In May, I began contributing to the Sun-Journal’s Explore! feature in their Sunday b-Section. I pick a town and explore it with fresh eyes. Last month I visited Wilton, and for June, I was nosing around in New Gloucester.
I had a bit of bonus content last month about a giant and a naked man in the wilderness that I tied in to the print piece. This month, with Moxie deadlines looming, a new book just off to the printer, plus a few other irons in the fire, I wasn’t intending to post bonus material. However, since Pineland Farms is in New Gloucester, and is mentioned in today’s feature, I’d be remiss if I didn’t share just a bit about Pineland’s past, my own ties to it, and the unique destination it’s become. Plus, I’m a writer and a blogger, and I can’t help myself.
In 1981, I had just completed my freshman year at the University of Maine. I had big plans for myself. You see, I was a big baseball player back in high school, and had gone to Maine thinking it would be a stepping-stone to bigger and better things for a hard-throwing right-handed pitcher. Things didn’t go quite as I envisioned, but that’s a longer story than I’m going to tell in this morning’s blog post.

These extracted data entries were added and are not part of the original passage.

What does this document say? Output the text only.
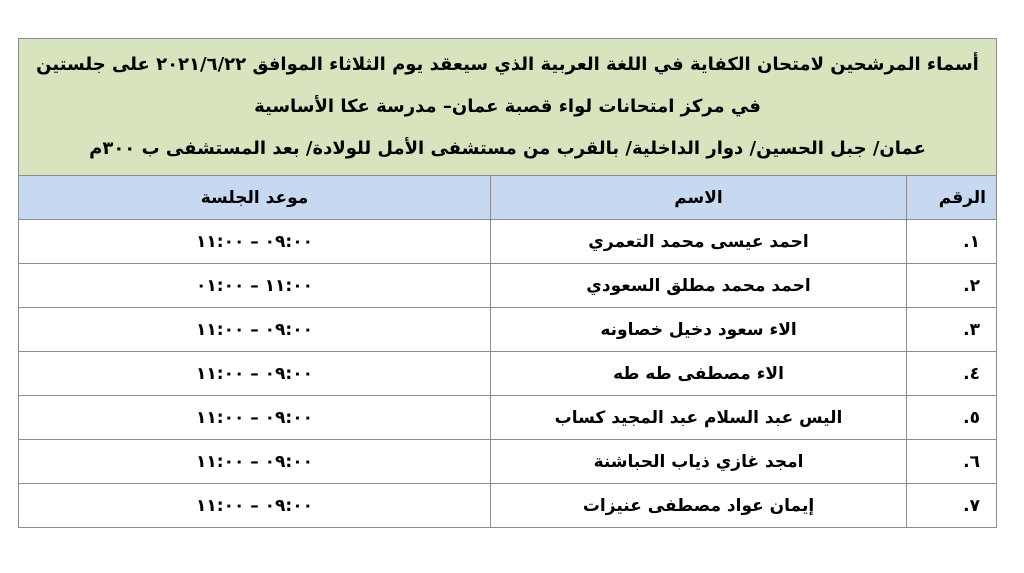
أسماء المرشحين لامتحان الكفاية في اللغة العربية الذي سيعقد يوم الثلاثاء الموافق ٢٠٢١/٦/٢٢ على جلستين
في مركز امتحانات لواء قصبة عمان– مدرسة عكا الأساسية
عمان/ جبل الحسين/ دوار الداخلية/ بالقرب من مستشفى الأمل للولادة/ بعد المستشفى ب ٣٠٠م		

الرقم	الاسم	موعد الجلسة
١.	احمد عيسى محمد التعمري	٠٩:٠٠ – ١١:٠٠
٢.	احمد محمد مطلق السعودي	١١:٠٠ – ٠١:٠٠
٣.	الاء سعود دخيل خصاونه	٠٩:٠٠ – ١١:٠٠
٤.	الاء مصطفى طه طه	٠٩:٠٠ – ١١:٠٠
٥.	اليس عبد السلام عبد المجيد كساب	٠٩:٠٠ – ١١:٠٠
٦.	امجد غازي ذياب الحباشنة	٠٩:٠٠ – ١١:٠٠
٧.	إيمان عواد مصطفى عنيزات	٠٩:٠٠ – ١١:٠٠
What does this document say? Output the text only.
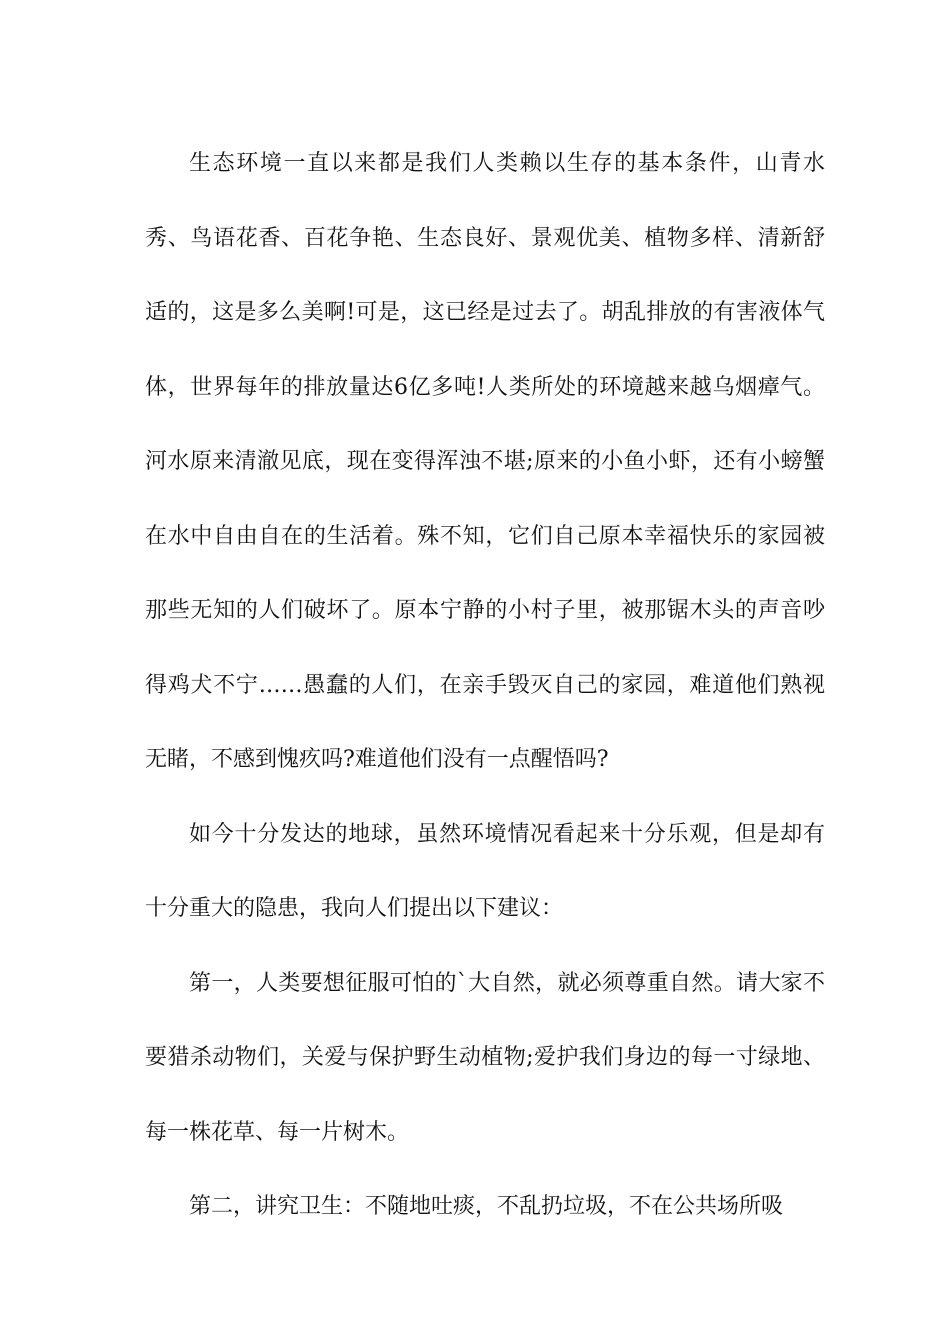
生态环境一直以来都是我们人类赖以生存的基本条件，山青水秀、鸟语花香、百花争艳、生态良好、景观优美、植物多样、清新舒适的，这是多么美啊!可是，这已经是过去了。胡乱排放的有害液体气体，世界每年的排放量达6亿多吨!人类所处的环境越来越乌烟瘴气。河水原来清澈见底，现在变得浑浊不堪;原来的小鱼小虾，还有小螃蟹在水中自由自在的生活着。殊不知，它们自己原本幸福快乐的家园被那些无知的人们破坏了。原本宁静的小村子里，被那锯木头的声音吵得鸡犬不宁……愚蠢的人们，在亲手毁灭自己的家园，难道他们熟视无睹，不感到愧疚吗?难道他们没有一点醒悟吗?

如今十分发达的地球，虽然环境情况看起来十分乐观，但是却有十分重大的隐患，我向人们提出以下建议：

第一，人类要想征服可怕的`大自然，就必须尊重自然。请大家不要猎杀动物们，关爱与保护野生动植物;爱护我们身边的每一寸绿地、每一株花草、每一片树木。

第二，讲究卫生：不随地吐痰，不乱扔垃圾，不在公共场所吸
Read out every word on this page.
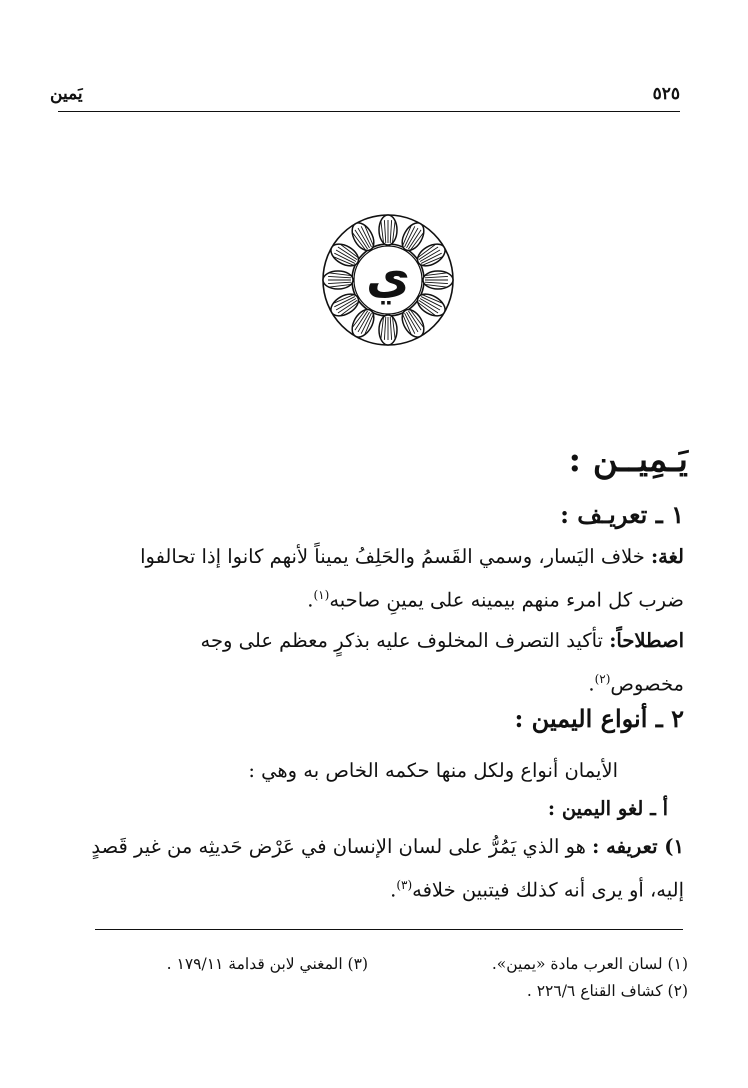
٥٢٥
يَمين
ي
يَـمِيــن :
١ ـ تعريـف :
لغة: خلاف اليَسار، وسمي القَسمُ والحَلِفُ يميناً لأنهم كانوا إذا تحالفوا
ضرب كل امرء منهم بيمينه على يمينِ صاحبه$^{(١)}$.
اصطلاحاً: تأكيد التصرف المخلوف عليه بذكرٍ معظم على وجه
مخصوص$^{(٢)}$.
٢ ـ أنواع اليمين :
الأيمان أنواع ولكل منها حكمه الخاص به وهي :
أ ـ لغو اليمين :
١) تعريفه : هو الذي يَمُرُّ على لسان الإنسان في عَرْض حَديثِه من غير قَصدٍ
إليه، أو يرى أنه كذلك فيتبين خلافه$^{(٣)}$.
(١) لسان العرب مادة «يمين».
(٢) كشاف القناع ٢٢٦/٦ .
(٣) المغني لابن قدامة ١٧٩/١١ .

Looking to earn some money to pay the tuition not covered by a partial baseball scholarship for another year at Maine, I needed a summer job. Pineland Center was only 15 miles from my house, and my uncle told me they were hiring.
At that time, Pineland was known as Pineland Center for the Developmentally Disabled. That was a more politically-correct name than some of the prior names for an institution with a long history of warehousing people with disabilities (and some others that no one else wanted). Since this isn’t intended to be a treatise on Pineland’s past, but a past worth looking into, let me recommend Richard S. Kimball’s excellent, Pineland’s Past: The first one hundred years. Kimball published it in 2001. Kimball offers an excellent perspective on the place Pineland was before the Libra Foundation rescued it from ruin.
These days I live Durham, and the grounds at Pineland are only a 9-mile bike ride from my house. Since I’m a triathlete in various stages of training for an upcoming event, I’m often out biking the hilly back roads of Pownal, North Pownal, eventually finding my way to New Gloucester, and often, Pineland.
I love biking through the grounds of what has become a state-of-the-art business park, working farm, and terrific destination that is equidistant from Portland, Brunswick, and Lewiston-Auburn.
Back in 1981, Pineland was still an institution.
My summer job ended up being a Mental Health Worker I position, on the third shift, in Vosburgh Hall. Being 19-years-old, with little work experience, this was a job I wouldn’t soon forget. From the colorful co-workers I met, to the various stories I could tell about what it means to care for other humans in a place like Pineland at that time, the narrative could be ongoing.
What I will say is that back in 1981, things were definitely changing. A court decree had mandated moving on from Pineland’s darker past. The residents were being cared for in a different sort of way. I’ll leave it up to the experts to argue whether places like Pineland, at least in 1981 were humane, versus what happened next—the discharge into communities across the state of people who had never known anything else but Pineland.
I will say that if you’ve never been alone in a place like Vosburgh Hall, at 3:00 in the morning, with residents screaming, or showing up at your office door, covered in feces, you know very little about what working at Pineland was all about.
The experience was a worthwhile one for me. Later, I’d be able to leverage that experience and land a job working at a prison in northwest Indiana, at a time in my life when I needed that job desperately. That story can be found in the essay called “Moscow Mutual,” in my latest book, The Perfect Number: Essays & Stories, Vol. I, due out July 12.
To visit Pineland today offers hope that out of darkness, amazing results can happen if the right people and plans come together. It also highlights the key role that philanthropy can play, exemplified by the Libra Foundation. Pineland is an example of one of the most positive examples Maine has to offer.
Are you contributing every week. I just think that is so cool! I love your writing. And love that you are doing the “exploring” and telling us all about it. Sally
Sally,
My Explore! articles will be running the end of every month in the b-Section. The first two have been fun to do, and I’m learning new things about each town I’ve featured.
Thanks for the kind comment about my writing. I really appreciate it.
As the photo shows, Vosburgh Hall was never meant to be a warehouse. It was built to provide order, calm and reason to disordered worlds, and itself represents a high ideal.
Not long ago Pineland Farms cheese ended up in my local commissary, and of course I bought it to support Maine. I thought it better than the similarly labeled bars from New York, Vermont and elsewhere, but perhaps I’m biased. Unfortunately, it was not intended to be a regular item, just some cases of it ended up in the commissary system and on my shelf. When it was gone, it was gone, and I was very disappointed.
Speaking of summer jobs, I lost myself remembering the awful, awful jobs we did painting and sanding one summer. She made a point of forgiving me during the peace at St Matthews, but it still haunts me.